Yang dilarang mati syahid
Orang yang menemani istri menunaikan ibadah haji
وعن ابن عباس رَضِيَ اللَّهُ عَنهُ أنه سمع النبي صَلَّى اللَّهُ عَلَيهِ وَسَلَّم يقول لا يخلون رجل بامرأة إلا ومعها ذو محرم، ولا تسافر المرأة إلا مع ذي محرم فقال رجل: يا رَسُول اللَّهِ إن امرأتي خرجت حاجة وإني اكتتبت في غزوة كذا وكذا؟ قال: انطلق فحج مع امرأتك مُتَّفَقٌ عَلَيهِ.
Dari ibnu Abbas rodliyallohu anhu bahwasanya dia mendengar nabi shollallohu alaihi wasallam bersabda : janganlah sekali-kali seorang wanita dan seorang lelaki berduaan kecuali bersamanya ada mahrom, dan janganlah seorang wanita bepergian kecuali disertai mahrom. Berkata seseorang : ya rosulalloh sesungguhnya istriku keluar untuk menunaikan ibadah haji sementara aku mendapat tugas untuk berperang di perang ini dan itu ? beliau bersabda : pulanglah ! tunaikan haji bersama istrimu [muttafaq alaih]
Hadits ini menunjukkan bahwa fardlu ‘ain didahulukan atas fardlu kifayah, jihad dalam hadits ini berstatus fardlu kifayah sementara menjaga istri bagi suami adalah fardlu ain sehingga menemani istri untuk menunaikan ibadah haji didahulukan atas jihad.
Orang yang mengurusi orang tuanya yang sudah renta
وعن عبد اللَّه بن عمرو بن العاص رَضِيَ اللَّهُ عَنْهُ قال أقبل رجل إلى نبي اللَّه صَلَّى اللَّهُ عَلَيْهِ وَسَلَّم فقال أبايعك على الهجرة والجهاد أبتغي الأجر من اللَّه تعالى. فقال فهل من والديك أحد حي؟ قال: نعم بل كلاهما. قال فتبتغي الأجر من اللَّه تعالى؟ قال نعم قال فارجع إلى والديك فأحسن صحبتهما مُتَّفَقٌ عَلَيْهِ.

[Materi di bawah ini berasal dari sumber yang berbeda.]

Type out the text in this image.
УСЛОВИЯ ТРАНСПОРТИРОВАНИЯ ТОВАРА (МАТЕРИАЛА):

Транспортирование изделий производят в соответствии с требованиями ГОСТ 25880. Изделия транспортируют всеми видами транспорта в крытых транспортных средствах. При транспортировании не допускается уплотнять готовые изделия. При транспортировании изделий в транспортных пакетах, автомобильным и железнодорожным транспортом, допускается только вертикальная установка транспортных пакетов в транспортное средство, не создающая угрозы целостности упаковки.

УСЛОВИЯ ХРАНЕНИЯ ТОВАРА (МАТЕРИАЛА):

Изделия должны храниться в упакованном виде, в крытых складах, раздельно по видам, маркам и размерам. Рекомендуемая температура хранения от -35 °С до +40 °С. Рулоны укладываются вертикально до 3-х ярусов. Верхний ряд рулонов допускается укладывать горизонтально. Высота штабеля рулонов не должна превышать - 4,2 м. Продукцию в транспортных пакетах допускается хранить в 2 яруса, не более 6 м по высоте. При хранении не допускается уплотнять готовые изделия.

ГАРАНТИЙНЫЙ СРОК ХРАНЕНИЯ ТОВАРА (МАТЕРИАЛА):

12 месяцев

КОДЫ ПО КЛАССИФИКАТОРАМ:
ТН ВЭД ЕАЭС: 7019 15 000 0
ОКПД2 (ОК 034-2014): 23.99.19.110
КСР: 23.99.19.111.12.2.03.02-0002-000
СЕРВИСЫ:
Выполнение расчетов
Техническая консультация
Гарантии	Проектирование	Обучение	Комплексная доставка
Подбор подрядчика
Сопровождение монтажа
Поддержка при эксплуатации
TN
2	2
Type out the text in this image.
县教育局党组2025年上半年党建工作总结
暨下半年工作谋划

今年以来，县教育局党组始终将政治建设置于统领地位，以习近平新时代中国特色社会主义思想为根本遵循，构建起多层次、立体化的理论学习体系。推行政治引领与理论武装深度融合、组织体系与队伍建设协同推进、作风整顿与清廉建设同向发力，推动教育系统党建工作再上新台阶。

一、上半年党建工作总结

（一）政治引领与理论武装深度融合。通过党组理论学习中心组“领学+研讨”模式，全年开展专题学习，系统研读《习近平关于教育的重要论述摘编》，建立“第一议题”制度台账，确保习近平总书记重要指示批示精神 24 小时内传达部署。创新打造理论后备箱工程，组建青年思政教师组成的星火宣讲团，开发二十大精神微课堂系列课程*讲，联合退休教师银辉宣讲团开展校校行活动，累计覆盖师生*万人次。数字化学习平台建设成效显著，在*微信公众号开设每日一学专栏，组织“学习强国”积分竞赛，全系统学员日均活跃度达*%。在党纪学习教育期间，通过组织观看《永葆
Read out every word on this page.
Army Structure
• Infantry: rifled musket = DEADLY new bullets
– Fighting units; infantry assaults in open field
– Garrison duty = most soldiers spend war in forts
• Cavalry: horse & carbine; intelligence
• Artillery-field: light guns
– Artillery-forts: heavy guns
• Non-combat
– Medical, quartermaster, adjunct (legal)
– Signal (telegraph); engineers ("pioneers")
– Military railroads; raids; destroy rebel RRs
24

Dari Abdulloh bin Amru bin Ash rodliyallohu anhu berkata : ada seorang lelaki menghadap nabi shollallohu alaihi wasallam, ia berkata : aku berbaiat kepadamu atas hijroh dan jihad untuk mengharap pahala dari Alloh Ta’ala. Beliau bertanya : apakah kedua orang tuamu masih hidup ? Ia menjawab : benar, bahkan keduanya masih hidup. Beliau bertanya : apakah engkau mencari pahala dari Alloh ? Ia berkata : benar ! Beliau bersabda : pulanglah engkau, urusi kedua orang tuamu dengan baik [muttafaq alaih]
Imam Nawawi berkata : hadits ini merupakan dalil tentang agungnya keutamaan birrul walidain akan tetapi bila jihad yang terjadi adalah statusnya fardlu ‘ain seperti bila sudah saling berhadapan dengan musuh atau bila ia sudah ditunjuk oleh imam maka diperbolehkan baginya untuk pergi berjihad
Orang yang dikader untuk menjadi ulama
وَمَا كَانَ الْمُؤْمِنُوْنَ لِيَنْفِرُوْا كَافَّةً فَلَوْلاَ نَفَرَ مِنْ كُلِّ فِرْقَةٍ مِنْهُمْ طَائِفَةٌ لِيَتَفَقَّهُوْا فِى الدِّيْنِ وَلِيُنْذِرُوْا قَوْمَهُمْ إذَا رَجَعُوْا إلَيْهِمْ لَعَلَّهُمْ يَحْذَرُوْنَ
Tidak sepatutnya bagi mukminin itu pergi semuanya (ke medan perang). mengapa tidak pergi dari tiap-tiap golongan di antara mereka beberapa orang untuk memperdalam pengetahuan mereka tentang agama dan untuk memberi peringatan kepada kaumnya apabila mereka telah kembali kepadanya, supaya mereka itu dapat menjaga dirinya. [Attaubah : 122]
Syaikh Abdurrohman Nashir Assa’di berkata : kebutuhan umat terhadap jihad dan mujahidin berbanding lurus dengan kebutuhan mereka terhadap ilmu dan ulama. Keduanya harus keduanya harus berimbang.